Kolejni reprezentanci również wypadli obiecująco. Jakub Wolny, dzięki próbie ocenionej na 129,8 punktów, długo utrzymywał się na pozycji lidera. Następnie Dawid Kubacki, pomimo trudnych warunków pogodowych, wylądował na 125,5 metra, imponując techniką i pewnością siebie. Na tym jednak nie koniec – Aleksander Zniszczoł w jeszcze gorszych warunkach zdołał przeskoczyć Kubackiego o niemal 3 punkty, uzyskując świetny wynik i udowadniając, że potrafi rywalizować z najlepszymi.

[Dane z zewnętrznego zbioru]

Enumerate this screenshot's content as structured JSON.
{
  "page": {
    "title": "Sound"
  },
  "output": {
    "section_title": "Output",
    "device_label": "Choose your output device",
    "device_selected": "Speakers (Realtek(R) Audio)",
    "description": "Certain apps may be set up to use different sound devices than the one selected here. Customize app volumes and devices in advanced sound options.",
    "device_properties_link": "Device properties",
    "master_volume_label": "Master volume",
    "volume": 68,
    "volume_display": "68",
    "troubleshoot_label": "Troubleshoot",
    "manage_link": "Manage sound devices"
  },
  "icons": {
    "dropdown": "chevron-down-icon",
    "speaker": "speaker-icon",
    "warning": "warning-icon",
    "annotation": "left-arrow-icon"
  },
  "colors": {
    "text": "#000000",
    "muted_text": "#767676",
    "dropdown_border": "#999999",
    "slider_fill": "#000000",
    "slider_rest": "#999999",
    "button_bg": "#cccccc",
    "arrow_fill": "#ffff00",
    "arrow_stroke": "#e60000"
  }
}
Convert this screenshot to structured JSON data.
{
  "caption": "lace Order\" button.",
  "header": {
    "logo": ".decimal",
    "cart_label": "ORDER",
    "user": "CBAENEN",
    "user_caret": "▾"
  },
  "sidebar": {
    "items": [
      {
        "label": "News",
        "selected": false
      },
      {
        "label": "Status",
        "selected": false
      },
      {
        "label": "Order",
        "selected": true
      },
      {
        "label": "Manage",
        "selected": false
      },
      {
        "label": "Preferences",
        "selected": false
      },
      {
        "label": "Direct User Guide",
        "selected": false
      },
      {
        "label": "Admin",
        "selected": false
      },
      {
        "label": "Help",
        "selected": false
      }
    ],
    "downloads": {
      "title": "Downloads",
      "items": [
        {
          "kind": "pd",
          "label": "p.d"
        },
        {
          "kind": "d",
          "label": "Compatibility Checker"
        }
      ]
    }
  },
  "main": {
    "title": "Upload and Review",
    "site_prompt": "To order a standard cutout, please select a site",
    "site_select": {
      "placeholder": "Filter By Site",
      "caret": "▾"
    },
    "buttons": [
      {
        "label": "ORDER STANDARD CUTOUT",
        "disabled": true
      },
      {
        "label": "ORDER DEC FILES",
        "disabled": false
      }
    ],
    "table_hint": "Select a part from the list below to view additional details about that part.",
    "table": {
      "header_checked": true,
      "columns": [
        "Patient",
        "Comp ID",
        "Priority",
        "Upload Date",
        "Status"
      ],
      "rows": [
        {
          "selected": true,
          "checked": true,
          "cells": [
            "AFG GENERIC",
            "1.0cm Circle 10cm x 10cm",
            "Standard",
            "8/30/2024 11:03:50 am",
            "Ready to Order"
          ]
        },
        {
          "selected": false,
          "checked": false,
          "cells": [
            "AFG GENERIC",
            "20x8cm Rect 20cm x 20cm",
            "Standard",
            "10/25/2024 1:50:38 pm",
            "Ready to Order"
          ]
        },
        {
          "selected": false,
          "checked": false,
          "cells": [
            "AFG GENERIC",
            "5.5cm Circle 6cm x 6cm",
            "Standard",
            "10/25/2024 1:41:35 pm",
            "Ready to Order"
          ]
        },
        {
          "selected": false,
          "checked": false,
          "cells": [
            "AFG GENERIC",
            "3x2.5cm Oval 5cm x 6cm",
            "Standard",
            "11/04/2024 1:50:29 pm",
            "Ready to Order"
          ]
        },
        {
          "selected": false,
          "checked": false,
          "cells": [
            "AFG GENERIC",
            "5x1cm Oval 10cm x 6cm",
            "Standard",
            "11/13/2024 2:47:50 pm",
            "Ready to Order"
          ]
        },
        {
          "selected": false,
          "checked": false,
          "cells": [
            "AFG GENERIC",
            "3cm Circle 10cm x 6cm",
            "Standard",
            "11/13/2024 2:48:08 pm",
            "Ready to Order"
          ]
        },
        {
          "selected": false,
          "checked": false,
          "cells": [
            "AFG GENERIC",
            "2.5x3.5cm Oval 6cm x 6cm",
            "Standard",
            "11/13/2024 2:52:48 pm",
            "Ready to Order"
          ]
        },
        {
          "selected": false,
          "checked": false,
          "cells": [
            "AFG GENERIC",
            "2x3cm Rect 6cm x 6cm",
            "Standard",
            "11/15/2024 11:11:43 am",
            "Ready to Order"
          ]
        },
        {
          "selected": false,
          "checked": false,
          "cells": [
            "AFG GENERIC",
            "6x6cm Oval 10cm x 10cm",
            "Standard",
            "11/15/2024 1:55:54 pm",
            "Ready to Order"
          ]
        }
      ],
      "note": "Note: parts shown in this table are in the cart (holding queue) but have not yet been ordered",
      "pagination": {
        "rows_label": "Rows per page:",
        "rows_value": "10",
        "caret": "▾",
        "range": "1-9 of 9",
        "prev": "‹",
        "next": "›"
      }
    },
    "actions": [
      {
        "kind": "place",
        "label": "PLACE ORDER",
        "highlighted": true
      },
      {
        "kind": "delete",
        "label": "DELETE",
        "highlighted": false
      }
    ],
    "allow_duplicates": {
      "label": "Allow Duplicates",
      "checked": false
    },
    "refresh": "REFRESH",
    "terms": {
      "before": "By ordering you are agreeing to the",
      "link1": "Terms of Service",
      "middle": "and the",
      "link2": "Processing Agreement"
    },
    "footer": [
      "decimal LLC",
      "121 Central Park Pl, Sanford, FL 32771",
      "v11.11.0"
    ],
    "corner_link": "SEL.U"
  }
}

Solidnie zaprezentował się także Kamil Stoch. Skoczek z Zębu poszybował na 126 metrów, co pozwoliło mu przez długi czas pozostawać w czołowej dziesiątce zawodników. Paweł Wąsek zakończył polskie występy w pierwszej serii świetną próbą, zdobywając 133,5 punktu i na chwilę wskakując na trzecie miejsce w klasyfikacji.
Najlepszym z Biało-Czerwonych pozostawał Paweł Wąsek, ale było to niestety dopiero 12. miejsce. Niezłe występy Polaków w pierwszej rundzie dawały nadzieję na jeszcze lepsze wyniki w serii finałowej, ku radości licznie zgromadzonych kibiców.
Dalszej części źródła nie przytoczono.